The 2022 spring semester began at Grinnell College with nearly two weeks of exclusively to-go meals from the Marketplace Dining Hall, leaving many to search for spaces on campus to eat. Feb. 3 marked the first day where tables in the dining hall were open for eat-in seating.
Ben Newhouse, associate vice president for student affairs and dean of students, cites the low COVID positivity rate after the initial onboarding testing (a rate of 3.6 percent) as the reason to resume eat-in dining.
Although the closing of Dining Hall tables was meant to prevent the spread of the omicron variant of the virus, some students found that this may have created more opportunities for COVID to spread. Instead of eating in the Dining Hall, students crowded into the Spencer Grill or residence hall lounges around campus.
“It’s just congested. You know, we’re talking about the sickness, and yet we’re allowing ourselves to be bunched up in smaller rooms instead of wider spaced in a bigger room,” said E.J. Schwartz `23.
Some students found that the to-go policy was counterproductive because of the lack of enforcement of eating unmasked around campus. “When there are those really crowded moments, it makes the whole rule of not eating in D-Hall seem kind of ridiculous. If there’s still going to be the same concentration of people for sure,” said Maia Battis-Wyatt `23 before eat-in dining resumed.
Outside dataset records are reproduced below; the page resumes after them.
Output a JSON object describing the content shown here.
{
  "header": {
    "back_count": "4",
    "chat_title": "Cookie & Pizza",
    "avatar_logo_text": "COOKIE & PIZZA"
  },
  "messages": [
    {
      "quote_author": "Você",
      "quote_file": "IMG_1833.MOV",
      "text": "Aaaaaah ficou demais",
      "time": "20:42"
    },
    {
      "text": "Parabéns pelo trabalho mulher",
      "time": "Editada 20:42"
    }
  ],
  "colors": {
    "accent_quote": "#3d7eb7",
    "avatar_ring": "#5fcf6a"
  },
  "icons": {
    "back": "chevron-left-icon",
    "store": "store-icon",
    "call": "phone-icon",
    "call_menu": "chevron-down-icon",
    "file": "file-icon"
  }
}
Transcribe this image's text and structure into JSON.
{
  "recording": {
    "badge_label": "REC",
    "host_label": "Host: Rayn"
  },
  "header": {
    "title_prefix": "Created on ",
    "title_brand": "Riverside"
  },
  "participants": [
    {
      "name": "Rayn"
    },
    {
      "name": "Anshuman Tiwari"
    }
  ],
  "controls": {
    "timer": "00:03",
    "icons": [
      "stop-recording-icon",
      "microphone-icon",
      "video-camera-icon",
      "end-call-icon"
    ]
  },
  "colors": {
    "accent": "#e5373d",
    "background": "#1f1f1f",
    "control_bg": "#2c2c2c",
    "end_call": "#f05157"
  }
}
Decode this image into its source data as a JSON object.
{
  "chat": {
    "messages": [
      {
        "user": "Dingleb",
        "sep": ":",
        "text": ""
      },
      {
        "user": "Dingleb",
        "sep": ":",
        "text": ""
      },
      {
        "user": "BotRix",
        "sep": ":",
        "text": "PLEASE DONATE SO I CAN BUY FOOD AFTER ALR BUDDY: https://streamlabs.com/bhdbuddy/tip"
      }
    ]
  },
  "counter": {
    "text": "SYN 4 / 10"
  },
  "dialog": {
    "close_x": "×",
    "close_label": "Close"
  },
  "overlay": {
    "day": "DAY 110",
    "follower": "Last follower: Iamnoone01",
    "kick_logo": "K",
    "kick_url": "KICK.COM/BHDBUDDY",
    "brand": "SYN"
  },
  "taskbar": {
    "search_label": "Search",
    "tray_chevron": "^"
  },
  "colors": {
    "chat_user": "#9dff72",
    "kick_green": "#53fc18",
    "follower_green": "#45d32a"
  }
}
Beyond eating unmasked, students have noticed the lack of mask-wearing in other places around campus, particularly in residence halls. “COVID is being spread not just through, like, food. I see people in residence halls without masks and like socializing. So, I don’t think it [the Dining Hall] would affect it,” said Sophie Mero `22.
Along with what these students feel is the contradictory nature of the to-go Covid policy, the lines and wait times have proven to be inconveniently long.
“On a few days, I have a class that gets out at noon and a class that starts at one,” said Battis-Wyatt. “When there’s these ridiculous lines that there have been sometimes it’s almost impossible for me to actually go back to my dorm and eat.”
Erin Jarvis `25 also had trouble eating lunch with the long lines. “Oh, they’ve [the lines] been terrible. I have 11 to 12 class and a 1 to 2 class. So trying to get lunch in that one hour in between has been awful,” she said.
When the lines were at their worst, some students skipped out on the to-go box altogether. “I came here once on the day that it like looped all the way around like back to the grill. And I decided not to wait in the line,” said Alyson Won `25.
In addition, to the stress of the long lines for both students and the dining hall staff, the to-go policy also put an extra strain on the custodial staff, as they became responsible for also cleaning the various places students were eating on campus.
Although the reopening of eat-in dining may ease the pressure for the FM staff, the Dining Hall staff had to readjust its operations. Currently, the Marketplace has shifted to using disposable dishes and silverware to reduce this initial burden. Once the staff can manage the change and increase in dishware there will be a return to reusable dishes and silverware, according to Newhouse.
“Part of the transition is reallocating, you know, resources to support the eat-in,” said Newhouse. “In terms of just the maintenance of a large dining space, and, you know, the plate usage of the dish usage that goes up with, with, eat-in experience, that’s the stuff that’s going to have to be adjusted in order to meet those needs and address those dynamics.”
Some students also worry about how the reopening of eat-in dining will affect the staffing. “I feel like it’s going to be probably more low staffed,” said Wheaton Kearney `24. “It’s going to be better than taking stuff out of the hall at least.”